Online clothing retailer Asos hit the news last month after altering its returns policy to prevent serial returns. But could the new policy put some shoppers off?
With the rise of Instagram influencers and social media photo sharing, the need to be wearing the most stylish, relevant outfits feels like it’s never been greater.
With that in mind, it looks like Asos had noticed what it calls ‘unusual patterns’ from some customers – in other words large amounts of orders being sent back on a regular basis by the same person for a refund.
Could some be wearing an outfit once and returning it? Or could they be taking a quick photo of the new clothes, posting it on Instagram then sending it all back?
Finding the right size
I can understand why the policy has changed, but it does leave me with a couple of questions, as well as some doubts around my own shopping.
Being 5ft 3″ tall, I often find that clothes are either too long or just don’t fit properly.
The quickest way for me to get around my dilemma is to order two or three different sizes. When the clothes arrive I can then try everything on and send back the ones that didn’t fit.
I feel like there’s a huge amount of disparity when it comes to different brands’ sizing – should retailers expect high returns rates as a result of that?
While Asos has made it clear that it’s unlikely I would be affected, it has made me think twice about my shopping habits – should I ‘over-order’ different sizes? I wonder if this change could put some innocent shoppers off finding the right size.
And finally, Asos offers ‘Klarna‘ – a payment system that means you can place an order, try the items on, then return them, only paying for the ones you keep. Could that system encourage the behaviour it’s attempting to stamp out?

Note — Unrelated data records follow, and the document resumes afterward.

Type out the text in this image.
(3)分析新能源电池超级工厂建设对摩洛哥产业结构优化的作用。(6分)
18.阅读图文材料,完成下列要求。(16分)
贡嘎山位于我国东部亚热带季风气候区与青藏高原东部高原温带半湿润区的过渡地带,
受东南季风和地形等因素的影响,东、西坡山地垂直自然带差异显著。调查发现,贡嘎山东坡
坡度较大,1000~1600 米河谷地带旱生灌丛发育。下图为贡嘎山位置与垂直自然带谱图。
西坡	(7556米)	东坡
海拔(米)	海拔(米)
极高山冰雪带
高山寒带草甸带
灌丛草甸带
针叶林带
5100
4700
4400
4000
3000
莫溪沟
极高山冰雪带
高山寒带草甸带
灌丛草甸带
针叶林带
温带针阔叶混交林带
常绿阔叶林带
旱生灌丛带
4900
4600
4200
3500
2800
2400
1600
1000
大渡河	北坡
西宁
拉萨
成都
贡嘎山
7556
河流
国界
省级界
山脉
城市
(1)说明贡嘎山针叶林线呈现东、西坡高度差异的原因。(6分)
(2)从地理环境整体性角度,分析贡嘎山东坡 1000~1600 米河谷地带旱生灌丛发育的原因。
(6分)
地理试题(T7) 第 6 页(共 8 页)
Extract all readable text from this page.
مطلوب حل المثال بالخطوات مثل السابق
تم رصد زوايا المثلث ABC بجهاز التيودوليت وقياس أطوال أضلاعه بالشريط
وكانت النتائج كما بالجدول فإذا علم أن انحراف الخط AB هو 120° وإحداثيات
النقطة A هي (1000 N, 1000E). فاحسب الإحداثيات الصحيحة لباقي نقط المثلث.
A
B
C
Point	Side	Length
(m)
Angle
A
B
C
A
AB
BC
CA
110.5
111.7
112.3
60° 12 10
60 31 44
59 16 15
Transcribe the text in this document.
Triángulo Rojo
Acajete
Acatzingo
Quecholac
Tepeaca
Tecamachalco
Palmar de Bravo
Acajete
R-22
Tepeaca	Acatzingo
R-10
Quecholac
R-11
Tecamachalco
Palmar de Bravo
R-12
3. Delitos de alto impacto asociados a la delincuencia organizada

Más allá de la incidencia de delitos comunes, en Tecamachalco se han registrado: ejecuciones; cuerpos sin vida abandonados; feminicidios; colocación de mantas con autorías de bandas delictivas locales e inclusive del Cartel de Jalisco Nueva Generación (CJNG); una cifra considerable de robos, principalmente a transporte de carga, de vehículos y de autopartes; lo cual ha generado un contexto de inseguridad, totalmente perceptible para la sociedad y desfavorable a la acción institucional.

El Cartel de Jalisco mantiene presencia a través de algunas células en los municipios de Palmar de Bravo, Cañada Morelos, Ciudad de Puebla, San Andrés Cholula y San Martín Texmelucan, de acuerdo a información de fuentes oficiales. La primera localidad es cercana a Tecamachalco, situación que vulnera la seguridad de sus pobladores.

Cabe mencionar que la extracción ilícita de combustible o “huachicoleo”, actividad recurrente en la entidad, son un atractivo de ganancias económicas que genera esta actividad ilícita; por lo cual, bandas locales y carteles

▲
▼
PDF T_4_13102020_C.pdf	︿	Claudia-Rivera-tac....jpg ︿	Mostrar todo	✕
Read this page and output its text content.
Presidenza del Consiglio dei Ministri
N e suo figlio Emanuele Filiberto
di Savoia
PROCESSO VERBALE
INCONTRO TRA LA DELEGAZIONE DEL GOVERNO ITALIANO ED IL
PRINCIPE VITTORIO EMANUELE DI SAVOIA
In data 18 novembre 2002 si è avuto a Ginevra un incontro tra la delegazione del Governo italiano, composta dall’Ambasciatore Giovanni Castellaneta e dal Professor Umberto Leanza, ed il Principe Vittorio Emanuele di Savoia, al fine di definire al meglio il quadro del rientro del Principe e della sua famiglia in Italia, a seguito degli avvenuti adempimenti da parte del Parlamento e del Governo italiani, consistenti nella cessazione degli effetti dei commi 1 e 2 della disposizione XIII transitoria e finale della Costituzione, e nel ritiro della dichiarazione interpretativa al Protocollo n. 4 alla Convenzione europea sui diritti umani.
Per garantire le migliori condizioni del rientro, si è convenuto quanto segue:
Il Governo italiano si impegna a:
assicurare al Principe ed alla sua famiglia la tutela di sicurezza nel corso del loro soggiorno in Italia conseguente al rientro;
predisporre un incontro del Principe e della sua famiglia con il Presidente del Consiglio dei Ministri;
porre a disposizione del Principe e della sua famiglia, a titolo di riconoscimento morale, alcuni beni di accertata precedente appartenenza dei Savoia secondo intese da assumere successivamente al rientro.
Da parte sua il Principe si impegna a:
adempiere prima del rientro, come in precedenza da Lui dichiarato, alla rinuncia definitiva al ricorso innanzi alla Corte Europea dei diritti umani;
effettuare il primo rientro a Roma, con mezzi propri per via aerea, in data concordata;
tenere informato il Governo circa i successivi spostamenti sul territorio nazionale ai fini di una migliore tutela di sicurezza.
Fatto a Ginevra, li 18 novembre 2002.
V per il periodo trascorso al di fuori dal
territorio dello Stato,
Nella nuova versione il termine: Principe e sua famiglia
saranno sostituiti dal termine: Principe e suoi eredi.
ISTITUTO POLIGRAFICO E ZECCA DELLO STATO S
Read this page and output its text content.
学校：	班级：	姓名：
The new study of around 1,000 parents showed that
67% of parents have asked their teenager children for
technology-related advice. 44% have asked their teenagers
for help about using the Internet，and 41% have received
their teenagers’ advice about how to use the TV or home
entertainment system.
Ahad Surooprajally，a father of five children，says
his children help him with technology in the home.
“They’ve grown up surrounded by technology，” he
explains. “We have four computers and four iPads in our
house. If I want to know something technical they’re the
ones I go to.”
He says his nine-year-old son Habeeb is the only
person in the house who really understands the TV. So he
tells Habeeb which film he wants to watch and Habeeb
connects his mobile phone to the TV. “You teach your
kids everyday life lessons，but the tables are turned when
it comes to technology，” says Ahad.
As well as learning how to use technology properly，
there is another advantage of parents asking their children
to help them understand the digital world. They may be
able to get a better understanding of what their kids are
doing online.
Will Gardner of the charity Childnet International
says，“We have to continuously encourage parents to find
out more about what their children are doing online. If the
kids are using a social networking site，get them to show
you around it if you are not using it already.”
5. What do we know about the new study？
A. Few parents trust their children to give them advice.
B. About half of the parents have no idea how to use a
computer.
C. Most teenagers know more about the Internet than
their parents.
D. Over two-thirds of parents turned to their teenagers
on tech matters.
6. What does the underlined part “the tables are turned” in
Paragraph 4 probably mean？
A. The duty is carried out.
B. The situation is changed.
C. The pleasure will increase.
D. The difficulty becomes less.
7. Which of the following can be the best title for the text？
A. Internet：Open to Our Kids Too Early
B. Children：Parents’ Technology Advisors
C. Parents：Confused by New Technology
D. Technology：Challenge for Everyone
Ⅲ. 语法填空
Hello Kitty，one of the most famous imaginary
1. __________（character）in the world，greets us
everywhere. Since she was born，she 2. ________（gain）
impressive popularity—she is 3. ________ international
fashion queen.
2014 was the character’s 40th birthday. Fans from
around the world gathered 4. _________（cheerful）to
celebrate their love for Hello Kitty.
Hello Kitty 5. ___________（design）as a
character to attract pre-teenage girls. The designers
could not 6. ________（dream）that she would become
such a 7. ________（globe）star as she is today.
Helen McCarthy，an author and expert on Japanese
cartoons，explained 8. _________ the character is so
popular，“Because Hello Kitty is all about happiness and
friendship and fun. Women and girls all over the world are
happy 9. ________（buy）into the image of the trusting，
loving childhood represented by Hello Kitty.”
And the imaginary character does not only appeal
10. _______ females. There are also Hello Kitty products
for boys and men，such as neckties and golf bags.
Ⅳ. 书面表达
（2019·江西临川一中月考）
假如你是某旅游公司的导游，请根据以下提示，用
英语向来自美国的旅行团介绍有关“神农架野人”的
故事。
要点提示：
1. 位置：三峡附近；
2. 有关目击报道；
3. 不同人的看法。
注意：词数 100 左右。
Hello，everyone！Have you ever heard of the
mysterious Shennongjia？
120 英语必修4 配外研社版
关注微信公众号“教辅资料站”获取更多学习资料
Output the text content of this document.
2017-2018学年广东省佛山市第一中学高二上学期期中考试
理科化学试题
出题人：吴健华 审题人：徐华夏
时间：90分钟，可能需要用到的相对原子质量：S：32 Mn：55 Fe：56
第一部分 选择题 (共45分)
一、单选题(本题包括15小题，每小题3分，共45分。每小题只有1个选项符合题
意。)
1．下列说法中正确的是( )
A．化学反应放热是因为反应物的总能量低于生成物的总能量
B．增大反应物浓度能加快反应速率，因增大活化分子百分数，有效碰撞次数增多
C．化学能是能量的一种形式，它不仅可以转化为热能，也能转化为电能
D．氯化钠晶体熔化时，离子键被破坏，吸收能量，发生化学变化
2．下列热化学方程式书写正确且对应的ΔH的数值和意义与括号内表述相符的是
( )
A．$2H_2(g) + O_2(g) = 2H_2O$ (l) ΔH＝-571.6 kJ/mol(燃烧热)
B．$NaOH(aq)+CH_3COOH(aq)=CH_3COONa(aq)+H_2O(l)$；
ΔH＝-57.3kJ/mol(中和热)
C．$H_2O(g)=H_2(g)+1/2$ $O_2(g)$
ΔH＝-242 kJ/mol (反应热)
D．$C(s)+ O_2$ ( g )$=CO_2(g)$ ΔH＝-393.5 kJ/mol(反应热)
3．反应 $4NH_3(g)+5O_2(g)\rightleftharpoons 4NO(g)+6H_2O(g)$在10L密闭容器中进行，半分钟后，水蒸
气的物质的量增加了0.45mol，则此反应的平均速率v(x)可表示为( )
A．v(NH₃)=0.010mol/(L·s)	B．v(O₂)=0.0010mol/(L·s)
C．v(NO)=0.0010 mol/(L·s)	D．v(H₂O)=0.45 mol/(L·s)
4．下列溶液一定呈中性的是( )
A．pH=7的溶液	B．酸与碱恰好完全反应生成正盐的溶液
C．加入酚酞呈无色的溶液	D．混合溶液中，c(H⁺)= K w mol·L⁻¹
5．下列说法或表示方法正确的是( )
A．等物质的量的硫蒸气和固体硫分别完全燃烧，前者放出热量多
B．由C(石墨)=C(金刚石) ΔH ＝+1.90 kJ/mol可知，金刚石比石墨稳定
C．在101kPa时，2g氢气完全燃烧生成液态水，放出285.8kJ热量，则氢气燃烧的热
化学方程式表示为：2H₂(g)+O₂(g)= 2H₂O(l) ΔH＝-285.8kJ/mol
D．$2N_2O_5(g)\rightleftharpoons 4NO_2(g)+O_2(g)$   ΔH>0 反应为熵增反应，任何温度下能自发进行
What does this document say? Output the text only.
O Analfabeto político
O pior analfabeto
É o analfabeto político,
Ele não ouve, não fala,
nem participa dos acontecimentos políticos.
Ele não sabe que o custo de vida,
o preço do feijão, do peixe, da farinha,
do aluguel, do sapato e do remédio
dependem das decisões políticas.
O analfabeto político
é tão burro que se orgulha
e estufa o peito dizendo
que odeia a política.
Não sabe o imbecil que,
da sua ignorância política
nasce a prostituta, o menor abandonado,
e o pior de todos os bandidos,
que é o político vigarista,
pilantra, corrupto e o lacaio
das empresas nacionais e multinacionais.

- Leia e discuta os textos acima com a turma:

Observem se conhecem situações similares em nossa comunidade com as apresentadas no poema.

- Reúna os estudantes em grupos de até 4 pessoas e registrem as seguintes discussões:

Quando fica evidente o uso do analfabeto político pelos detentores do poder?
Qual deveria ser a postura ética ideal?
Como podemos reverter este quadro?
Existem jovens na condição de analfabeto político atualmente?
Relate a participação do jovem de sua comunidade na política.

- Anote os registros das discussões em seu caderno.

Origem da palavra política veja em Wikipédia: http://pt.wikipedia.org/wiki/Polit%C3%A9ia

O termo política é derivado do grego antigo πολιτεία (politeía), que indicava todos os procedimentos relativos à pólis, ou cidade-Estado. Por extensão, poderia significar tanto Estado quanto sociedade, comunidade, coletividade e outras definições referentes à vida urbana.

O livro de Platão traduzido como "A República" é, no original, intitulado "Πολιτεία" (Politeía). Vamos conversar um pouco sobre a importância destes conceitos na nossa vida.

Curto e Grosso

Our online shopping advice
We had a few questions for Asos about the new returns policy, based largely around clarification of the new policy’s finer points.
Asos told us that some accounts had indeed already been deactivated, but the number of those affected (and likely to be affected) is tiny – a fraction of 1% of its customer base. For our other queries, it directed us to its full policy page.
When you buy goods online you have rights to return them under the Consumer Contracts Regulations, which stand in addition to the retailer’s online returns policy.
This is because your decision may be based on a brief description, a photograph or sizing guidelines – so what you end up receiving isn’t always quite what you’d expected.
Because of this, you have the right to change your mind, cancel your order and return it to the retailer for a refund.
You can cancel at any time from the moment you place your online order, and up to 14 days from the day you receive your goods.
You need to notify the retailer within this time period – by email, for example – and you then have a further 14 days from the date you notified the retailer to actually return the goods.
How do you feel about the new returns policy? Might changes like this make you think twice about your online orders?